Martin Luther King had Malcolm X. Hugh Hefner had Larry Flynt. And American wolves now have African lions.

It is always easier to get your new ideas accepted in mainstream society if there is some other person, or some other idea, out there that makes your idea seem less radical, even tame, by comparison.

King's message of racial equality might have remained a bit too much for even relatively liberal whites to accept if it couldn't be contrasted with the Black Muslims' much more confrontational and separatist beliefs. Playboy's Girl Next Door seems innocuous, if not positively benign, compared to - we hear - Hustler's grotesque subjugation of women.

And, happily, the effort to reintroduce native wolves to Utah and other areas of the American West will seem much more like the normal process that it is now that some serious scientists have proposed importing African lions, cheetahs, even elephants, to the American Great Plains.

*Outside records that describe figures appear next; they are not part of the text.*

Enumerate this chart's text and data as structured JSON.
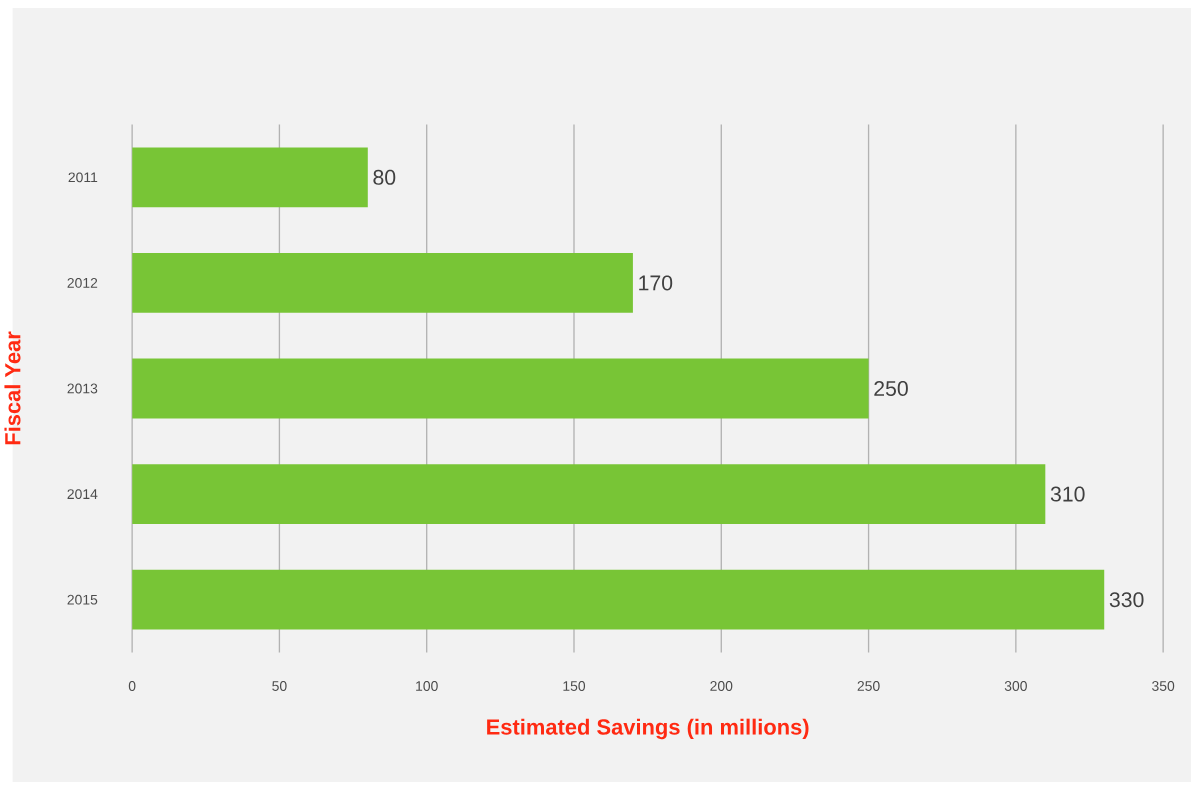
{
  "chart_data": {
    "type": "bar",
    "orientation": "horizontal",
    "xlabel": "Estimated Savings (in millions)",
    "ylabel": "Fiscal Year",
    "categories": [
      "2011",
      "2012",
      "2013",
      "2014",
      "2015"
    ],
    "values": [
      80,
      170,
      250,
      310,
      330
    ],
    "color": "#78c536",
    "xlim": [
      0,
      350
    ],
    "xticks": [
      0,
      50,
      100,
      150,
      200,
      250,
      300,
      350
    ],
    "grid": "x",
    "data_labels": true
  }
}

The animals this group of scientists thought about moving - the result of a brainstorming session at media mogul Ted Turner's New Mexico Ladder Ranch - are about as close as modern beasts get to the creatures that populated the American landscape some 13,000 years ago. That's about the time humans are thought to have brought forth on this continent the weapons that hunted various species to extinction.

Instead of Pleistocene mammoths and saber-toothed tigers, you'd have elephants and lions fulfilling their ecological duties. For elephants, it would be chewing up woody plants and churning up the prairie to reinvigorate the natural grasslands. For lions, it would be restoring the natural balance to the deer and elk populations that are exploding, and risking the spread of brain-wasting diseases, due to the deficit of wolves and mountain lions to keep their populations intact.

But it's all too neat, and ignores disasters that have occurred when people thought they were smart enough to move plants and animals from one region to another. We don't know, and can't predict, every interaction a new species would have with predators, prey, parasites and plants.

But, having rejected this idea, we might more easily return to the understanding that American wolves and mountain lions ought to be doing the job nature has called them to for the past 13 millennia, and not be importing homeless aliens to do it for them.